Jokowi-Ahok pun mulai menggebrak segala awal menjabat sebagai orang nomor satu dan dua Jakarta. Keduanya melanggengkan blusukan untuk mengetahui dengan detail segala problema yang hadir di ibu kota.
Perjalanan mereka bertemu dengan warga Jakarta itulah yang membuat Jokowi-Ahok mencatat satu problema. Nyatanya, tak semua warga Jakarta dapat mengakses hiburan dengan mudah. Alasan itu membuat Jokowi-Ahok segera menggagas sebuah pesta rakyat pada momentum pergantian tahun 2012 ke 2013.
Jakarta Night Festival (JNF), namanya. Suatu alternatif hiburan dalam konsep car free night di sepanjang jalan Sudirman-Thamrin yang panggung utamanya berada di Bunderan HI. Hiburan itu dapat dinikmati oleh seluruh warga Jakarta.

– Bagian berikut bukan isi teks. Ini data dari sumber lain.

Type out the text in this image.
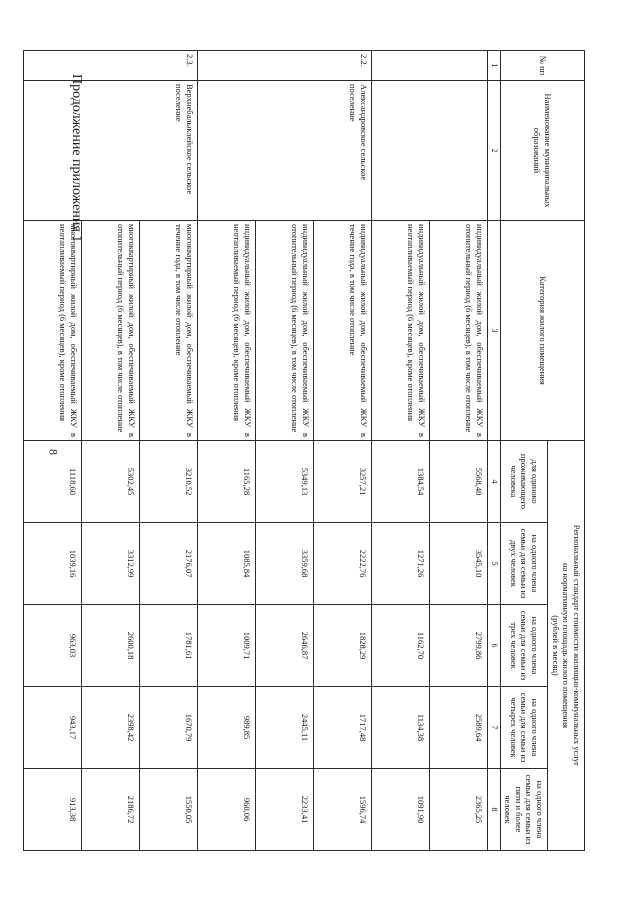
8
Продолжение приложения 1
№ пп	Наименование муниципальных образований	Категория жилого помещения	Региональный стандарт стоимости жилищно-коммунальных услуг
на нормативную площадь жилого помещения
(рублей в месяц)				

			для одиноко проживающего человека	на одного члена семьи для семьи из двух человек	на одного члена семьи для семьи из трех человек	на одного члена семьи для семьи из четырех человек	на одного члена семьи для семьи из пяти и более человек
1	2	3	4	5	6	7	8
		индивидуальный жилой дом, обеспечиваемый ЖКУ в отопительный период (6 месяцев), в том числе отопление	5568,40	3545,10	2799,86	2589,64	2365,25
		индивидуальный жилой дом, обеспечиваемый ЖКУ в неотапливаемый период (6 месяцев), кроме отопления	1384,54	1271,26	1162,70	1134,38	1091,90
2.2.	Александровское сельское поселение	индивидуальный жилой дом, обеспечиваемый ЖКУ в течение года, в том числе отопление	3257,21	2222,76	1828,29	1717,48	1596,74
		индивидуальный жилой дом, обеспечиваемый ЖКУ в отопительный период (6 месяцев), в том числе отопление	5349,13	3359,68	2646,87	2445,11	2233,41
		индивидуальный жилой дом, обеспечиваемый ЖКУ в неотапливаемый период (6 месяцев), кроме отопления	1165,28	1085,84	1009,71	989,85	960,06
2.3.	Верхнебалыклейское сельское поселение	многоквартирный жилой дом, обеспечиваемый ЖКУ в течение года, в том числе отопление	3210,52	2176,07	1781,61	1670,79	1550,05
		многоквартирный жилой дом, обеспечиваемый ЖКУ в отопительный период (6 месяцев), в том числе отопление	5302,45	3312,99	2600,18	2398,42	2186,72
		многоквартирный жилой дом, обеспечиваемый ЖКУ в неотапливаемый период (6 месяцев), кроме отопления	1118,60	1039,16	963,03	943,17	913,38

Total JNF yang pertama ini menghadirkan 16 panggung yang menyebar di seantero Jakarta dengan macam-macam hiburan. Dari kesenian Betawi hingga musik. Belakangan JNF juga digelar untuk merayakan hari ulang tahun DKI Jakarta.

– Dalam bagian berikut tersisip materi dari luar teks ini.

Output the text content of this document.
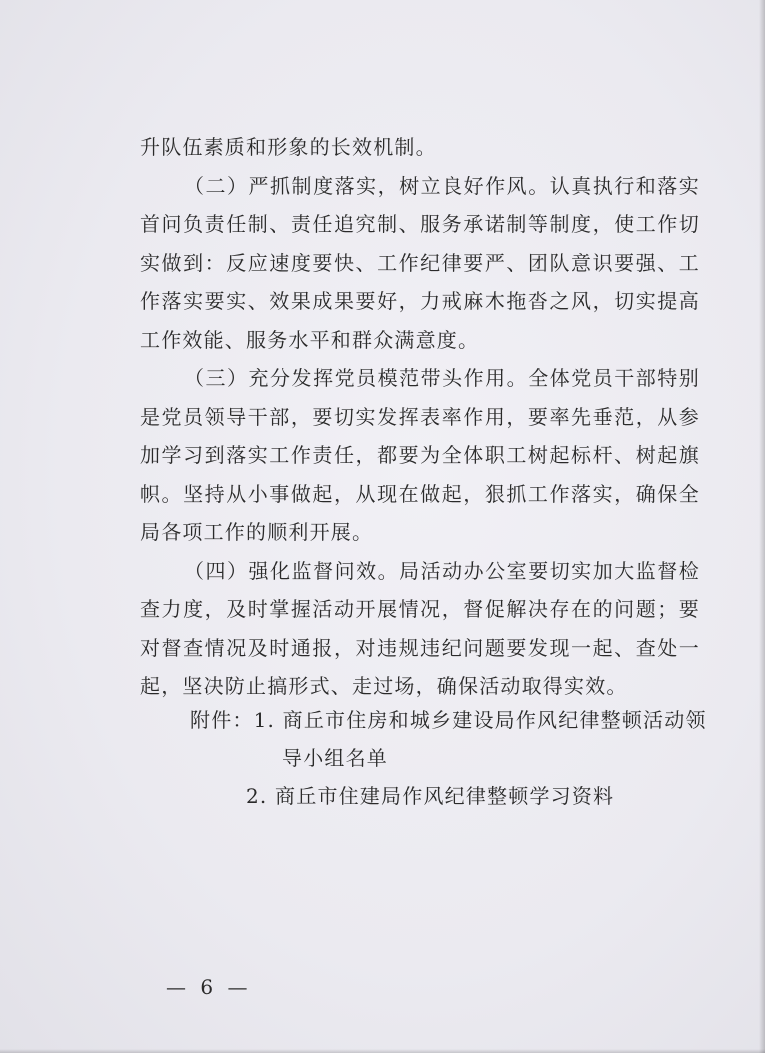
升队伍素质和形象的长效机制。

（二）严抓制度落实，树立良好作风。认真执行和落实首问负责任制、责任追究制、服务承诺制等制度，使工作切实做到：反应速度要快、工作纪律要严、团队意识要强、工作落实要实、效果成果要好，力戒麻木拖沓之风，切实提高工作效能、服务水平和群众满意度。

（三）充分发挥党员模范带头作用。全体党员干部特别是党员领导干部，要切实发挥表率作用，要率先垂范，从参加学习到落实工作责任，都要为全体职工树起标杆、树起旗帜。坚持从小事做起，从现在做起，狠抓工作落实，确保全局各项工作的顺利开展。

（四）强化监督问效。局活动办公室要切实加大监督检查力度，及时掌握活动开展情况，督促解决存在的问题；要对督查情况及时通报，对违规违纪问题要发现一起、查处一起，坚决防止搞形式、走过场，确保活动取得实效。

附件：1. 商丘市住房和城乡建设局作风纪律整顿活动领
导小组名单
2. 商丘市住建局作风纪律整顿学习资料
— 6 —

“Jokowi-Ahok datang dan membangun image Jakarta sebagai kota yang bisa dinikmati oleh semua kalangan. Tidak hanya orang berduit yang mampu memperoleh hiburan berkelas di kota Jakarta. Ide pesta rakyat menyeruak di permukaan Jakarta saat pergantian tahun 2012 menuju 2013.”
“Jokowi-Ahok mengadakan pesta rakyat yang dinamai Jakarta Night Festival itu di sepanjang Jalan Thamrin-Sudirman dengan mengusung konsep Car Free Night,” ujar Arimbi Bimoseno dalam buku Jokowi: Rapopo jadi Presiden (2014).